The question is whether right wing people are rich enough to afford the food they want and whether poor people are poor enough to qualify for government programs where they can learn where and how to access healthier food choices or even learn that they have choices when it comes to filling up the family's bellies and keeping them healthier. See, "5 Unhealthy Foods Engineered to Be Addictive | Alternet " and "NPR - When it comes to avoiding unhealthy food, it might be that out of sight means out of mind." After all, people who can least afford to buy healthier foods may be living in neighborhoods surrounding by fast-food eateries. There's not enough money to inspect all the food that's imported, let alone all the food that's produced in the USA. Government doesn't have the staff or resources to look at every piece of food to see what's healthy, contaminated, or toxic at unsafe levels. See, "The FDA Only Inspects 1 – 2% Of Imported Seafood From China" or "Inspectors Struggle to Keep Up With Flood of Imports."
Right wing nutritionist:
Would that mean more government policies limiting fast-food outlets in neighborhoods where there are mostly low-income and overweight people? That would be bad for business. In some areas you find a fast-food eatery every two blocks or so along a stretch of avenue where there are lots of apartments where low-income families live. The goal of business such as fast-food eateries is to make money so business can provide more jobs for people, including people living in food deserts and low-income areas. And for those who own the business, the more money they make means more franchises might be run by families otherwise out of work who can afford to buy a franchise to feed their families.
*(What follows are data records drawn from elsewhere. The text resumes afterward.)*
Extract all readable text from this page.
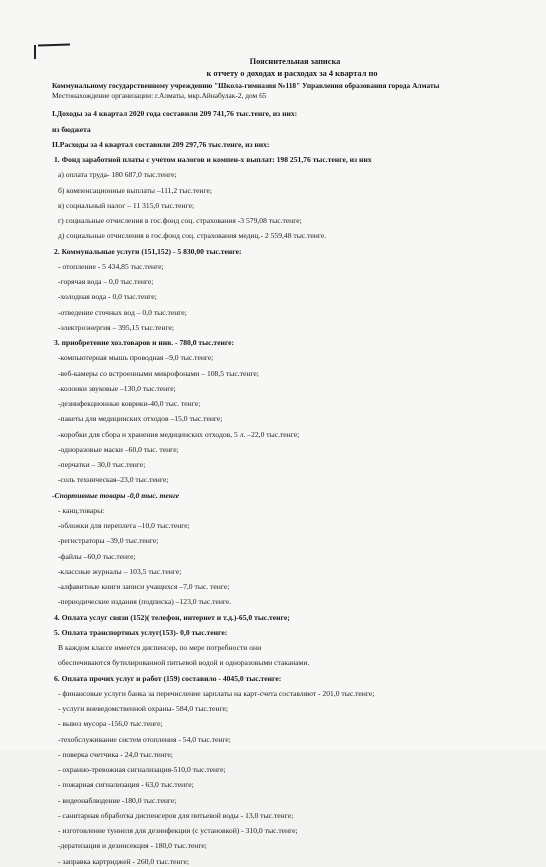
Пояснительная записка

к отчету о доходах и расходах за 4 квартал по

Коммунальному государственному учреждению "Школа-гимназия №118" Управления образования города Алматы
Местонахождение организации: г.Алматы, мкр.Айнабулак-2, дом 65
I.Доходы за 4 квартал 2020 года составили 209 741,76 тыс.тенге, из них:
из бюджета
II.Расходы за 4 квартал составили 209 297,76 тыс.тенге, из них:
1. Фонд заработной платы с учетом налогов и компен-х выплат: 198 251,76 тыс.тенге, из них
а) оплата труда- 180 687,0 тыс.тенге;
б) компенсационные выплаты –111,2 тыс.тенге;
в) социальный налог – 11 315,0 тыс.тенге;
г) социальные отчисления в гос.фонд соц. страхования -3 579,08 тыс.тенге;
д) социальные отчисления в гос.фонд соц. страхования медиц.- 2 559,48 тыс.тенге.
2. Коммунальные услуги (151,152) - 5 830,00 тыс.тенге:
- отопление - 5 434,85 тыс.тенге;
-горячая вода – 0,0 тыс.тенге;
-холодная вода - 0,0 тыс.тенге;
-отведение сточных вод – 0,0 тыс.тенге;
-электроэнергия – 395,15 тыс.тенге;
3. приобретение хоз.товаров и инв. - 780,0 тыс.тенге:
-компьютерная мышь проводная –9,0 тыс.тенге;
-веб-камеры со встроенными микрофонами – 108,5 тыс.тенге;
-колонки звуковые –130,0 тыс.тенге;
-дезинфекционные коврики-40,0 тыс. тенге;
-пакеты для медицинских отходов –15,0 тыс.тенге;
-коробки для сбора и хранения медицинских отходов, 5 л. –22,0 тыс.тенге;
-одноразовые маски –60,0 тыс. тенге;
-перчатки – 30,0 тыс.тенге;
-соль техническая–23,0 тыс.тенге;
-Спортивные товары -0,0 тыс. тенге
- канц.товары:
-обложки для переплета –10,0 тыс.тенге;
-регистраторы –39,0 тыс.тенге;
-файлы –60,0 тыс.тенге;
-классные журналы – 103,5 тыс.тенге;
-алфавитные книги записи учащихся –7,0 тыс. тенге;
-периодические издания (подписка) –123,0 тыс.тенге.
4. Оплата услуг связи (152)( телефон, интернет и т.д.)-65,0 тыс.тенге;
5. Оплата транспортных услуг(153)- 0,0 тыс.тенге:
В каждом классе имеется диспенсер, по мере потребности они
обеспечиваются бутилированной питьевой водой и одноразовыми стаканами.
6. Оплата прочих услуг и работ (159) составило - 4045,0 тыс.тенге:
- финансовые услуги банка за перечисление зарплаты на карт-счета составляют - 201,0 тыс.тенге;
- услуги вневедомственной охраны- 584,0 тыс.тенге;
- вывоз мусора -156,0 тыс.тенге;
-техобслуживание систем отопления - 54,0 тыс.тенге;
- поверка счетчика - 24,0 тыс.тенге;
- охранно-тревожная сигнализация-510,0 тыс.тенге;
- пожарная сигнализация - 63,0 тыс.тенге;
- видеонаблюдение -180,0 тыс.тенге;
- санитарная обработка диспенсеров для питьевой воды - 13,0 тыс.тенге;
- изготовление туннеля для дезинфекции (с установкой) - 310,0 тыс.тенге;
-дератизация и дезинсекция - 180,0 тыс.тенге;
- заправка картриджей - 260,0 тыс.тенге;
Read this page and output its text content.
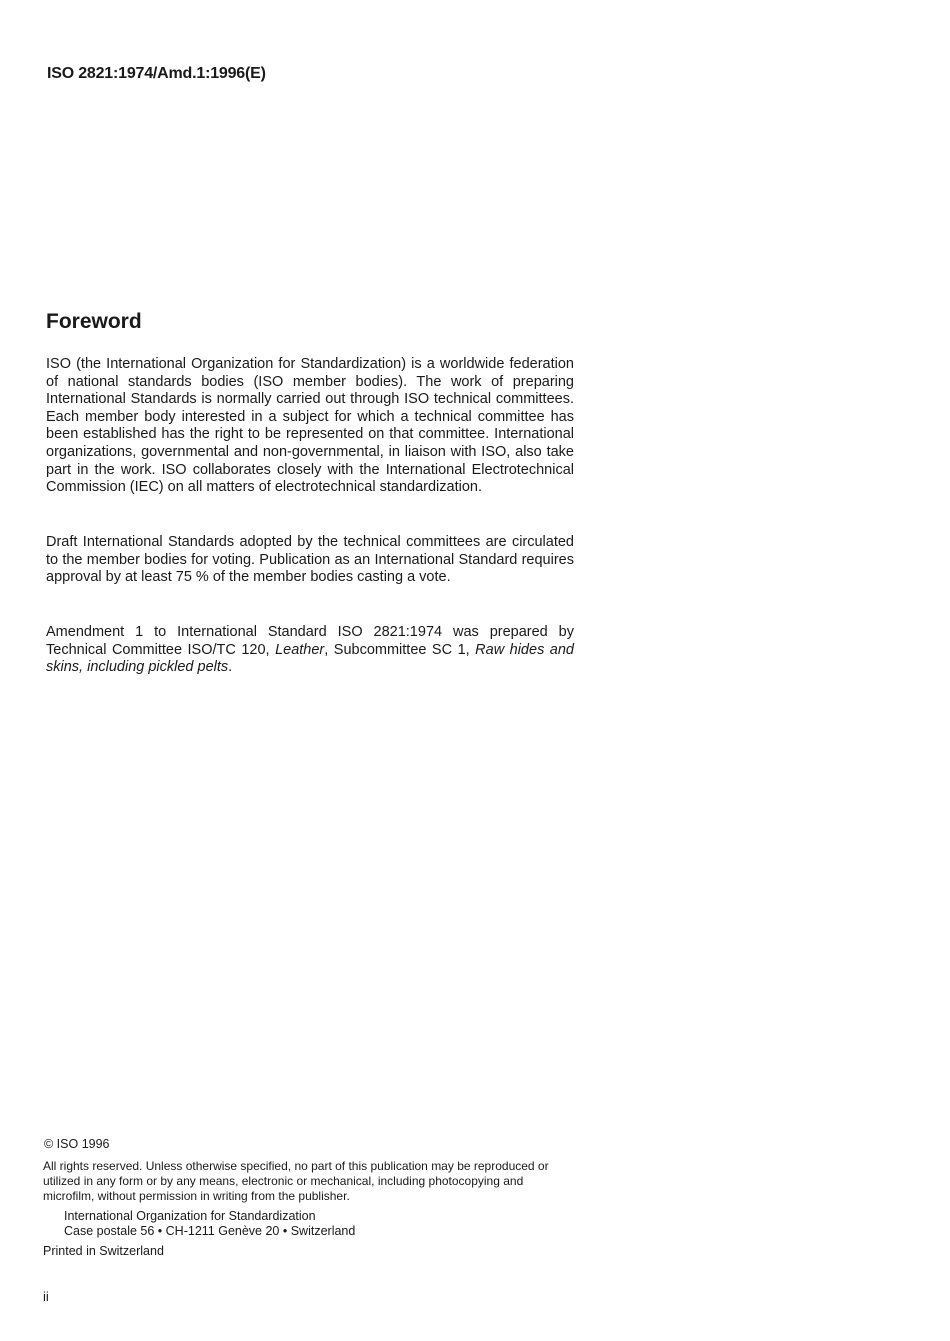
ISO 2821:1974/Amd.1:1996(E)
Foreword

ISO (the International Organization for Standardization) is a worldwide federation of national standards bodies (ISO member bodies). The work of preparing International Standards is normally carried out through ISO technical committees. Each member body interested in a subject for which a technical committee has been established has the right to be represented on that committee. International organizations, governmental and non-governmental, in liaison with ISO, also take part in the work. ISO collaborates closely with the International Electrotechnical Commission (IEC) on all matters of electrotechnical standardization.

Draft International Standards adopted by the technical committees are circulated to the member bodies for voting. Publication as an International Standard requires approval by at least 75 % of the member bodies casting a vote.

Amendment 1 to International Standard ISO 2821:1974 was prepared by Technical Committee ISO/TC 120, Leather, Subcommittee SC 1, Raw hides and skins, including pickled pelts.

© ISO 1996

All rights reserved. Unless otherwise specified, no part of this publication may be reproduced or utilized in any form or by any means, electronic or mechanical, including photocopying and microfilm, without permission in writing from the publisher.

International Organization for Standardization
Case postale 56 • CH-1211 Genève 20 • Switzerland
Printed in Switzerland
ii
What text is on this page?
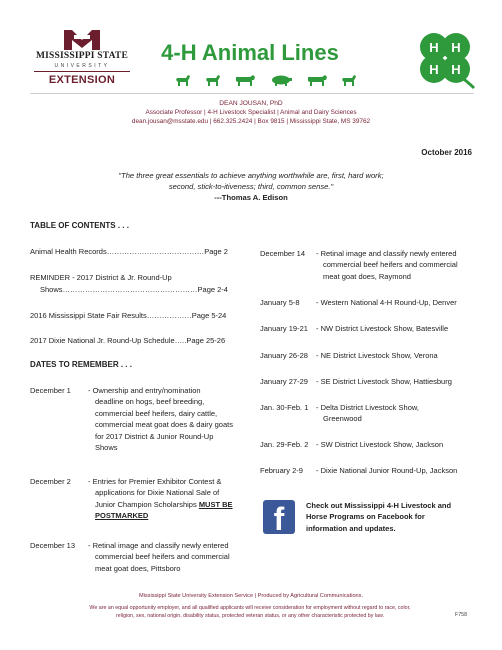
MISSISSIPPI STATE
UNIVERSITY
EXTENSION
4-H Animal Lines	H H
H H
DEAN JOUSAN, PhD
Associate Professor | 4-H Livestock Specialist | Animal and Dairy Sciences
dean.jousan@msstate.edu | 662.325.2424 | Box 9815 | Mississippi State, MS 39762
October 2016
"The three great essentials to achieve anything worthwhile are, first, hard work;
second, stick-to-itiveness; third, common sense."
---Thomas A. Edison
TABLE OF CONTENTS . . .
Animal Health Records…………………………………Page 2
REMINDER - 2017 District & Jr. Round-Up
Shows………………………………………………Page 2-4
2016 Mississippi State Fair Results………………Page 5-24
2017 Dixie National Jr. Round-Up Schedule…..Page 25-26
DATES TO REMEMBER . . .
December 1 - Ownership and entry/nomination
deadline on hogs, beef breeding,
commercial beef heifers, dairy cattle,
commercial meat goat does & dairy goats
for 2017 District & Junior Round-Up
Shows
December 2 - Entries for Premier Exhibitor Contest &
applications for Dixie National Sale of
Junior Champion Scholarships MUST BE
POSTMARKED
December 13 - Retinal image and classify newly entered
commercial beef heifers and commercial
meat goat does, Pittsboro
December 14 - Retinal image and classify newly entered
commercial beef heifers and commercial
meat goat does, Raymond
January 5-8 - Western National 4-H Round-Up, Denver
January 19-21 - NW District Livestock Show, Batesville
January 26-28 - NE District Livestock Show, Verona
January 27-29 - SE District Livestock Show, Hattiesburg
Jan. 30-Feb. 1 - Delta District Livestock Show,
Greenwood
Jan. 29-Feb. 2 - SW District Livestock Show, Jackson
February 2-9 - Dixie National Junior Round-Up, Jackson
f	Check out Mississippi 4-H Livestock and
Horse Programs on Facebook for
information and updates.
Mississippi State University Extension Service | Produced by Agricultural Communications.
We are an equal opportunity employer, and all qualified applicants will receive consideration for employment without regard to race, color, religion, sex, national origin, disability status, protected veteran status, or any other characteristic protected by law.	F758
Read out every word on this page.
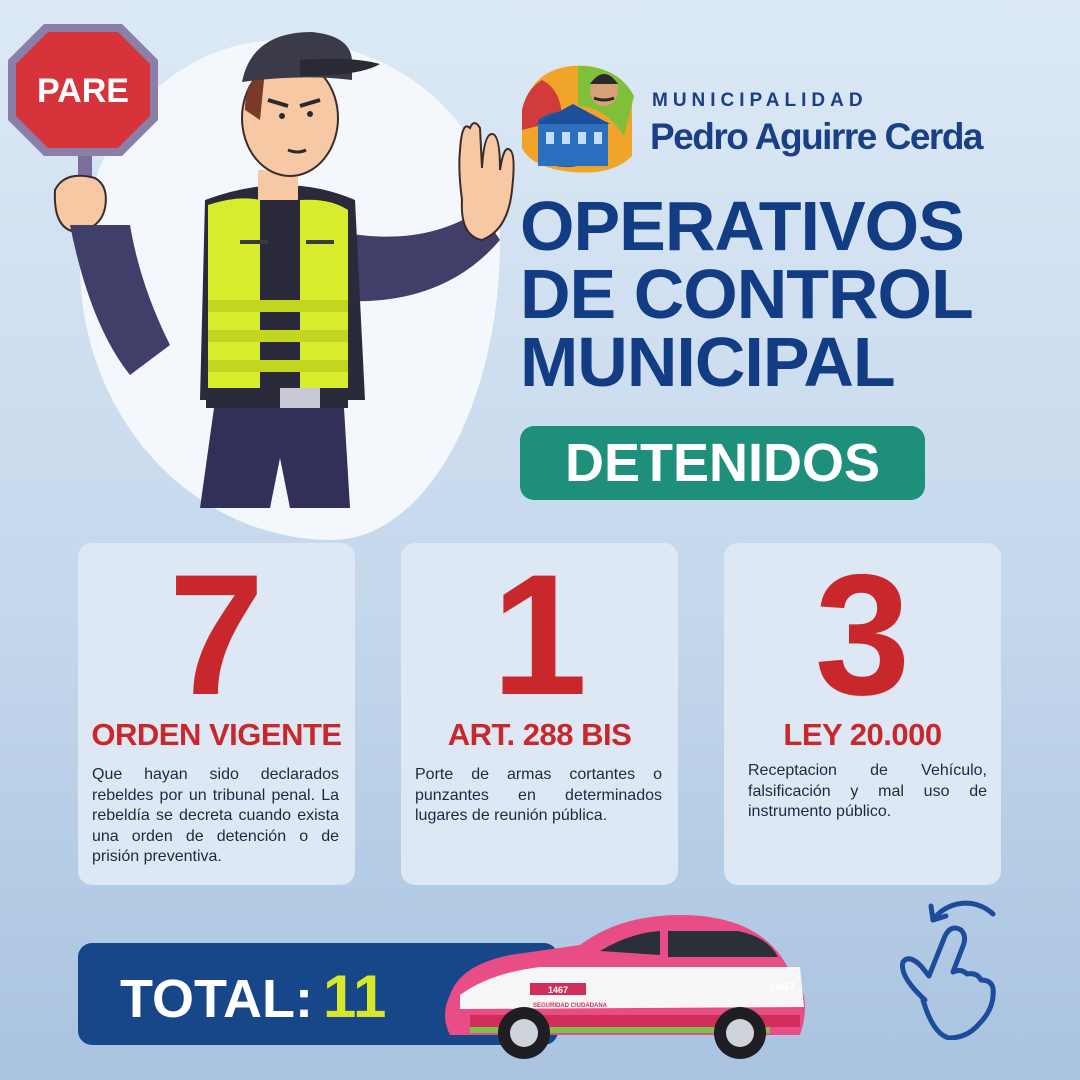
PARE	MUNICIPALIDAD
Pedro Aguirre Cerda
OPERATIVOS
DE CONTROL
MUNICIPAL
DETENIDOS
7
ORDEN VIGENTE
Que hayan sido declarados rebeldes por un tribunal penal. La rebeldía se decreta cuando exista una orden de detención o de prisión preventiva.
1
ART. 288 BIS
Porte de armas cortantes o punzantes en determinados lugares de reunión pública.
3
LEY 20.000
Receptacion de Vehículo, falsificación y mal uso de instrumento público.
TOTAL: 11	1467
SEGURIDAD CIUDADANA
1467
Government is scared people might make unhealthy food choices or shelter in place and stay sedentary by watching TV, where they can see all those commercials for snack foods, which in turn increases their weight and eventually increases their use of costly health care.
Left wing nutritionist:
Food deserts are notorious for sporting many fast food restaurants but no supermarkets or grocery stores and plenty of convenience stores and liquor stores. Consequently, the people living in food deserts, often poor, have an increased risk of developing obesity, diabetes, and hypertension issues and eye problems that could be related to health conditions similar having high blood glucose or high insulin levels. If you can't put supermarkets in food deserts, how about turning house of worship or community center lawns, parking areas, empty lots, and commercial or personal yards into urban gardens to grow vegetables and fruits for families living in food deserts? As far as lifestyle choices, versus the sedentary life, walking is free if there are sidewalks where pedestrians can safely walk, if only pedestrians with fast foods didn't toss those cans and fast-food wrappers on other people's lawns or at bus stops or on the sidewalk. Who can afford the nearly eight dollars for a small container of blueberries at a local farmer's market in a low-income neighborhood?